The country is developing several clean energy projects. In January, Saudi Arabia's Acwa Power and Azerbaijan's energy ministry broke ground on a $300m, 240-megawatt wind power station.
“By diversifying its energy mix, Azerbaijan will be able to drive sustainable development and enhance energy security, while making a major contribution to climate change mitigation,” Mr Al Ramahi said on Wednesday.
Masdar signed the agreement to develop the Garadagh project in April last year. The project will generate 500 million kilowatt-hours of electricity annually, enough to meet the needs of more than 110,000 households.

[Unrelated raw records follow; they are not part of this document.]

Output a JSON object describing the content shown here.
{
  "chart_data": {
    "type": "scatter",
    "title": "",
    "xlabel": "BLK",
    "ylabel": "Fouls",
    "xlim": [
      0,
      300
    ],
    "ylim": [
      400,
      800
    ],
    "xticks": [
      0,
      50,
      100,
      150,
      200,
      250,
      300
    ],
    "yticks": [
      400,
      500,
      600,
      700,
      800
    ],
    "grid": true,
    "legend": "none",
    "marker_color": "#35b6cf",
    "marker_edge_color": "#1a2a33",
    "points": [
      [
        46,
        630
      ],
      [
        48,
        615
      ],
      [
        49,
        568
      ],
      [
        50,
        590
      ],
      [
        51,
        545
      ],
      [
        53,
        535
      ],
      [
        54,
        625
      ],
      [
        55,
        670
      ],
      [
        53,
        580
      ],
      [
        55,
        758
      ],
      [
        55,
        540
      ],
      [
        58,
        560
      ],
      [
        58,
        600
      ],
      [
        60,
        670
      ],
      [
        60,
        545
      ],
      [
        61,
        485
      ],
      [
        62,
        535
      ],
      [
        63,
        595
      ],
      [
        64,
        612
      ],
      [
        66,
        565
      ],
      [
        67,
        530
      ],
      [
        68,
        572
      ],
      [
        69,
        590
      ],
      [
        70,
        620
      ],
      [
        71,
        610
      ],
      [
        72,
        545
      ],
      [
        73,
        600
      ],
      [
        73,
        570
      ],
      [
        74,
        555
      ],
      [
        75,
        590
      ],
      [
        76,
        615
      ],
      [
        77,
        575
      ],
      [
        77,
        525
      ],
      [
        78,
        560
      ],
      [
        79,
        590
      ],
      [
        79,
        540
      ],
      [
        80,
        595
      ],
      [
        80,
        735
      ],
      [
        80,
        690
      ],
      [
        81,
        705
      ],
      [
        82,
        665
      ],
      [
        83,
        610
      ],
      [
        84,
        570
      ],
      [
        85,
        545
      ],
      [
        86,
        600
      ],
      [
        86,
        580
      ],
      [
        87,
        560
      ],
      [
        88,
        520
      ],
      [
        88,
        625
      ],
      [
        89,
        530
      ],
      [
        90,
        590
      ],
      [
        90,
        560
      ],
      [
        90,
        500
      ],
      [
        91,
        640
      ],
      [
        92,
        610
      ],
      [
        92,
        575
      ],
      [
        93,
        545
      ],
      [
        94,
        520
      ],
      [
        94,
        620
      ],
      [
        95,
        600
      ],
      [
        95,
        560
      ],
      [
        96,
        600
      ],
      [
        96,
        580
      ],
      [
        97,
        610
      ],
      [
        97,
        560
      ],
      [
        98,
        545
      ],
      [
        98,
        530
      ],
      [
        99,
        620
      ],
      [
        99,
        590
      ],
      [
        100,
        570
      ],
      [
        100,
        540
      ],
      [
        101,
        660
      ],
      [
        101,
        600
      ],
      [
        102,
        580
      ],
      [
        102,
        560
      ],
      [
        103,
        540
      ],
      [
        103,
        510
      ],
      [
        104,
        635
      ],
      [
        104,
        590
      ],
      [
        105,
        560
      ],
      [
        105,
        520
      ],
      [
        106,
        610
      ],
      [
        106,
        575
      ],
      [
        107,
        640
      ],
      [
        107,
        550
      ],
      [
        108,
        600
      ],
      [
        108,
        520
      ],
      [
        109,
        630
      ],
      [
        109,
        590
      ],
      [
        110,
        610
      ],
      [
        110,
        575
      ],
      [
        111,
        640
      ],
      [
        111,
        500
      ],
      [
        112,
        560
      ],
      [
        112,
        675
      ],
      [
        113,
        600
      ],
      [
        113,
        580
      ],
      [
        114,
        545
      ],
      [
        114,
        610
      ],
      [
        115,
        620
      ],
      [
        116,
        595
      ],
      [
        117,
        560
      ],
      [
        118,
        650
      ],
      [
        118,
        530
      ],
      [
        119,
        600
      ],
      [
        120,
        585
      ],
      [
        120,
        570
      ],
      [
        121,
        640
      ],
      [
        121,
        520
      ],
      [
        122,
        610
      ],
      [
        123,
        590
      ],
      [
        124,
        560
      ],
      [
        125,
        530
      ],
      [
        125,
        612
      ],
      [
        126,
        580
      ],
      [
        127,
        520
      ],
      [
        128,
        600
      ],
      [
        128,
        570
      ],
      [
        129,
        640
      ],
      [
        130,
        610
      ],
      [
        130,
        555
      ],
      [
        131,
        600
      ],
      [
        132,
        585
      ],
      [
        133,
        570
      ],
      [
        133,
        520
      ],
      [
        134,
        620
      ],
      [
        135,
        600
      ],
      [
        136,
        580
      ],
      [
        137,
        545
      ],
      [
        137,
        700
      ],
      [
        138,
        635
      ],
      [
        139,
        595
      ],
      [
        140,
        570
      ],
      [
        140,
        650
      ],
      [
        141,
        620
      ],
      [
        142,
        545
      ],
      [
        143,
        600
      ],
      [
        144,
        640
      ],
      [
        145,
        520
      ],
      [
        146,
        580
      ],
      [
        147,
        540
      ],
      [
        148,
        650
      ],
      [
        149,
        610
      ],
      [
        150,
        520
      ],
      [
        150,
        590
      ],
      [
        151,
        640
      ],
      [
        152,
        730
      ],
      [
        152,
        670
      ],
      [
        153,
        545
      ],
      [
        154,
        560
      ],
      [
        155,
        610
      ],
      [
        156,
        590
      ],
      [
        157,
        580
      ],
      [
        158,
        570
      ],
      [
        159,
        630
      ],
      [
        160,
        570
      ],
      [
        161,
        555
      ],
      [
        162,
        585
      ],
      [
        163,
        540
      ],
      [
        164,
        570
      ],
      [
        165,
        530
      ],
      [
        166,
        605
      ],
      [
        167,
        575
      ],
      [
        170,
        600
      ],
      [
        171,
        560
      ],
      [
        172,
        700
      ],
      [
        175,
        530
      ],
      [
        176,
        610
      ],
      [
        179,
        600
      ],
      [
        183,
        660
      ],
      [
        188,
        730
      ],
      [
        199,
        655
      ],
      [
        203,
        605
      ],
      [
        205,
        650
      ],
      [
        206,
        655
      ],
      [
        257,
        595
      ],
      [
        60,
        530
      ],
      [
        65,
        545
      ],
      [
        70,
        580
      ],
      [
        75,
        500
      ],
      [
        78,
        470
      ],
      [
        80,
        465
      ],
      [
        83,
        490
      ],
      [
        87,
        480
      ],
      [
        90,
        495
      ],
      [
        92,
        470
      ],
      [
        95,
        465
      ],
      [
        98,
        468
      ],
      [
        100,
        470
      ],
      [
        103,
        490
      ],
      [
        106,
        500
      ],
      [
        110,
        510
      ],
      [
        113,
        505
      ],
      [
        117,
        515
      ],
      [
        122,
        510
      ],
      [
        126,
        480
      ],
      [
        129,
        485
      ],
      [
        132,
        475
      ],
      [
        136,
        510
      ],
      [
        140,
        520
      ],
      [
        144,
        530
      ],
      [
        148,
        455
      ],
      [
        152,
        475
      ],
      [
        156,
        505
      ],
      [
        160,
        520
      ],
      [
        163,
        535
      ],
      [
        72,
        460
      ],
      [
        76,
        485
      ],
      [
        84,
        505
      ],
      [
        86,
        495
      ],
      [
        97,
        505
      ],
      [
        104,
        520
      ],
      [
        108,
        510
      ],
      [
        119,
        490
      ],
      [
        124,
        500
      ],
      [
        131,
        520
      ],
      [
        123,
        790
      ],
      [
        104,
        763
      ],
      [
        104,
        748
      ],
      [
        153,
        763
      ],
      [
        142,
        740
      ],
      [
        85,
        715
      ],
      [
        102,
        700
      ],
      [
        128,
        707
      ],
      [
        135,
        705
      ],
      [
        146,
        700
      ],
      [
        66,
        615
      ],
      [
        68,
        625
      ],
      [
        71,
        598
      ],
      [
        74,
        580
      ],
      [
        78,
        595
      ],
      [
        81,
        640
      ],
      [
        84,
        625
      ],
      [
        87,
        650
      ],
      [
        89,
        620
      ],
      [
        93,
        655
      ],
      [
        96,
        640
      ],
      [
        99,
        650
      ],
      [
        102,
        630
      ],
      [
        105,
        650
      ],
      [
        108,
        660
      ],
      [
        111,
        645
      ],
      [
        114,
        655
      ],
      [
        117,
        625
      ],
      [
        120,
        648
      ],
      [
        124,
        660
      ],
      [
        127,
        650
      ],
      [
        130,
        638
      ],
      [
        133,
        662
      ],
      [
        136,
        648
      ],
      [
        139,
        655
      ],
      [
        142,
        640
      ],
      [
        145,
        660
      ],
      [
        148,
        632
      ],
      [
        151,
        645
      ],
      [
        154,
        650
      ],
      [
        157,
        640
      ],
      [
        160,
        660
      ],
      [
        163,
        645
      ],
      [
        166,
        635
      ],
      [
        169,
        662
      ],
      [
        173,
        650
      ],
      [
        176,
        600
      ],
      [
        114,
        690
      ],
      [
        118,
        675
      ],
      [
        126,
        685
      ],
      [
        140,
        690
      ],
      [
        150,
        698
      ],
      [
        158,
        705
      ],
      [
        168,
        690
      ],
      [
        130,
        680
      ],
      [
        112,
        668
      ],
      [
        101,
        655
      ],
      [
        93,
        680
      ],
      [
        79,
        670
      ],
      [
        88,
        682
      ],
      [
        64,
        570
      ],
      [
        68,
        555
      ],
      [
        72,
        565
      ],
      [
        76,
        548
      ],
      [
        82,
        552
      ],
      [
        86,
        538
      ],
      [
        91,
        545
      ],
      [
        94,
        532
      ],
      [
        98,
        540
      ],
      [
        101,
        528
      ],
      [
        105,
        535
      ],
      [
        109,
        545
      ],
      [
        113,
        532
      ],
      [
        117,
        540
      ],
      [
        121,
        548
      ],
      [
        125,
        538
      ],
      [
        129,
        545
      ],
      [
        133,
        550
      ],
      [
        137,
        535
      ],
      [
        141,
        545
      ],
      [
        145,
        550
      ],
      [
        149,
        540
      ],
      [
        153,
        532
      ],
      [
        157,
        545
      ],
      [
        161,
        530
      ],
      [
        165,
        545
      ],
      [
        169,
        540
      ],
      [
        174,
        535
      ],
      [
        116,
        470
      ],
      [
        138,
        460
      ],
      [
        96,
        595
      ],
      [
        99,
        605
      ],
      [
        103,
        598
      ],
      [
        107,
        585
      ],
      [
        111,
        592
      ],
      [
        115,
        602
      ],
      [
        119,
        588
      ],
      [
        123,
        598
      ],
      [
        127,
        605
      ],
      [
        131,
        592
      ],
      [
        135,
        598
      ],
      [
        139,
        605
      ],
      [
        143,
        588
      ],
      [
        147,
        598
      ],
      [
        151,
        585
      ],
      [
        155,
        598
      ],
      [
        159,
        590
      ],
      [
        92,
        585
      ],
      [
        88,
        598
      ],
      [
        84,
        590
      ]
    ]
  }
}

It is also expected to help to reduce emissions by more than 200,000 tonnes a year.
The Abu Dhabi Fund for Development is among the project's key financing partners and it plans to further support the clean energy ambitions of Azerbaijan, which has a solar energy generation potential of about 23,040MW, Masdar said, citing International Renewable Energy Agency data.
Masdar has also signed four preliminary agreements for the development of clean energy projects in Azerbaijan, the company said without giving details of the pacts.
“We look forward to building on our presence here in Azerbaijan, and helping the nation achieve its renewable energy objectives through these agreements,” Mr Al Ramahi said.
“We stand ready as an active strategic partner to Azerbaijan to provide knowledge exchange, develop local expertise and deliver lasting infrastructure improvement.”